Na Ziemi żelazne jądro planety odpowiada za pole magnetyczne, które chroni naszą atmosferę i umożliwia życie.
Misja o wartości 1,2 miliarda dolarów, prowadzona w imieniu NASA przez Arizona State University, dotrze do asteroidy okrężną trasą. Statek kosmiczny wielkości ciężarówki wyposażony w panele słoneczne wystarczająco duże, aby wypełnić kort tenisowy, przeleci obok Marsa, aby zwiększyć grawitację w 2026 r. Trzy lata później dotrze do asteroidy i spróbuje wejść na orbitę wokół niej, krążąc na wysokości do 440 mil. (700 km) i zbliża się do 47 mil (75 km) co najmniej do 2031 r.
Statek kosmiczny wykorzystuje elektryczny napęd słoneczny, wykorzystujący ksenonowe silniki odrzutowe zasilane gazem i delikatne, świecące na niebiesko impulsy. Na pokładzie statku znajduje się również eksperymentalny system komunikacji, który zamiast fal radiowych wykorzystuje lasery, próbując rozszerzyć przepływ danych z głębokiego kosmosu na Ziemię. NASA spodziewa się, że test dostarczy ponad 10 razy więcej danych, wystarczających do przesłania filmów z Księżyca lub Marsa w ciągu jednego dnia.
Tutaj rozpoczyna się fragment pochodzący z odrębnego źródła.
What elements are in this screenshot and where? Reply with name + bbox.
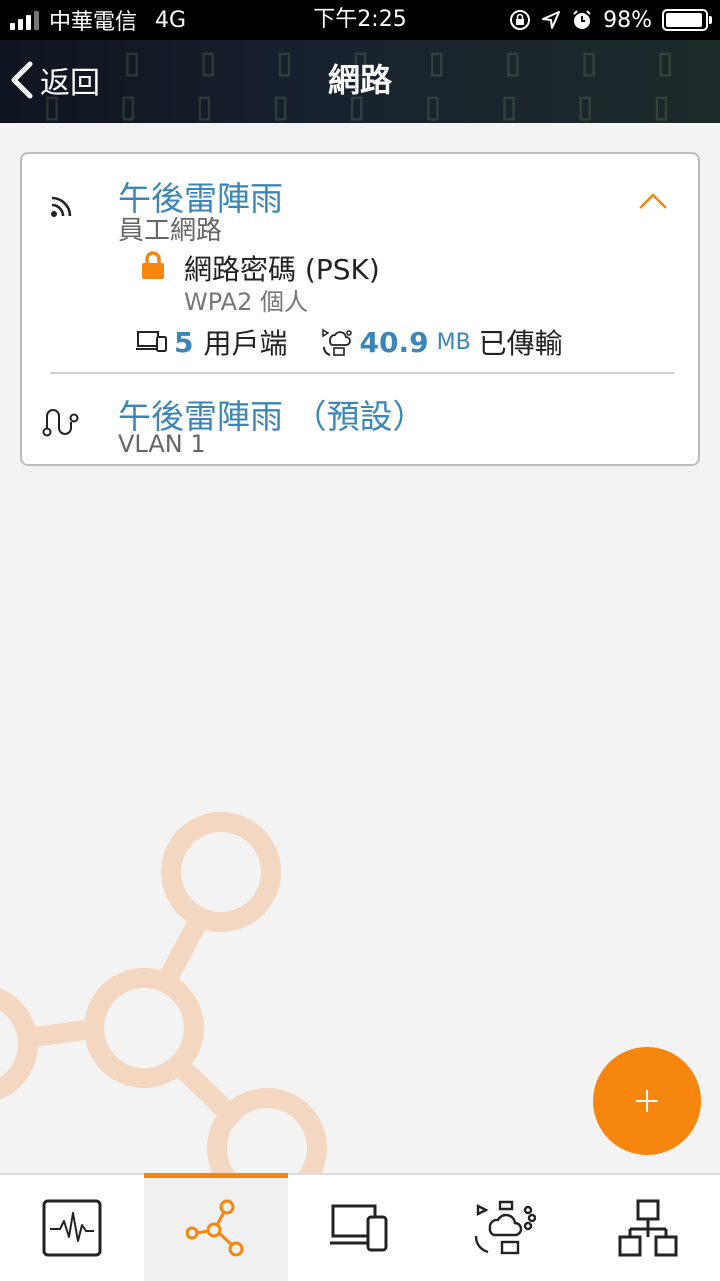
network-card: 午後雷陣雨 員工網路 網路密碼 (PSK) WPA2 個人 5 用戶端 40.9… <box>20 152 700 466</box>
lock-icon <box>142 251 164 279</box>
ssid-stats: 5 用戶端 40.9 MB 已傳輸 <box>136 322 563 362</box>
tab-clients[interactable] <box>432 1175 576 1281</box>
location-arrow-icon <box>542 11 561 29</box>
nav-header: ▯ ▯ ▯ ▯ ▯ ▯ ▯ ▯ ▯ ▯ ▯ ▯ ▯ ▯ ▯ ▯ ▯ ▯ ▯ 返回… <box>0 40 720 123</box>
transfer-cloud-icon <box>321 328 352 356</box>
signal-strength-icon <box>10 10 39 30</box>
tab-devices[interactable] <box>288 1175 432 1281</box>
tab-monitor[interactable] <box>0 1175 144 1281</box>
clients-label: 用戶端 <box>203 327 288 360</box>
alarm-icon <box>573 10 591 29</box>
card-divider <box>50 372 674 374</box>
topology-icon <box>618 1199 678 1257</box>
network-nodes-icon <box>186 1199 244 1257</box>
battery-percent: 98% <box>603 7 652 33</box>
devices-icon <box>330 1204 388 1252</box>
battery-icon <box>662 9 712 31</box>
carrier-name: 中華電信 <box>49 10 138 35</box>
network-nodes-decoration <box>0 812 327 1180</box>
tab-topology[interactable] <box>576 1175 720 1281</box>
transfer-label: 已傳輸 <box>478 327 563 360</box>
bottom-tab-bar <box>0 1173 720 1281</box>
wifi-signal-icon <box>51 196 72 217</box>
transfer-value: 40.9 <box>359 325 429 359</box>
vlan-cable-icon <box>42 409 79 437</box>
chevron-up-icon[interactable] <box>638 192 668 210</box>
vlan-subtitle: VLAN 1 <box>118 430 206 458</box>
network-type: 4G <box>155 7 187 33</box>
activity-monitor-icon <box>42 1199 102 1257</box>
transfer-unit: MB <box>436 329 471 355</box>
chevron-left-icon <box>11 61 33 99</box>
cloud-services-icon <box>474 1200 536 1255</box>
devices-small-icon <box>136 331 167 352</box>
ssid-subtitle: 員工網路 <box>118 216 223 246</box>
plus-icon <box>636 1090 658 1112</box>
clients-count: 5 <box>174 325 194 359</box>
security-type: WPA2 個人 <box>184 288 308 316</box>
back-label: 返回 <box>40 66 100 101</box>
orientation-lock-icon <box>510 10 531 30</box>
back-button[interactable]: 返回 <box>8 56 100 104</box>
tab-networks[interactable] <box>144 1173 288 1281</box>
header-background-pattern: ▯ ▯ ▯ ▯ ▯ ▯ ▯ ▯ ▯ ▯ ▯ ▯ ▯ ▯ ▯ ▯ ▯ ▯ ▯ <box>40 40 720 123</box>
add-network-button[interactable] <box>593 1047 701 1155</box>
status-bar: 中華電信 4G 下午2:25 98% <box>0 0 720 40</box>
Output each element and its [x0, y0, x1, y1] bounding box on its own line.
Statek kosmiczny miał polecieć rok temu, ale został opóźniony z powodu opóźnień w testowaniu oprogramowania do lotu spowodowanych złym zarządzaniem i innymi problemami. Zmieniony rozkład dodał dodatkowy czas podróży. Zamiast więc dotrzeć do asteroidy w 2026 r., jak pierwotnie planowano, sonda dotrze tam dopiero w 2029 r.
Jest to ten sam rok, w którym inna sonda kosmiczna NASA – ta, która właśnie przeniosła próbki asteroid na pustynię w Utah – zderza się z Ziemią, zderzając się z inną skałą kosmiczną.
„Analityk. Nieuleczalny nerd z bekonu. Przedsiębiorca. Oddany pisarz. Wielokrotnie nagradzany alkoholowy ninja. Subtelnie czarujący czytelnik.”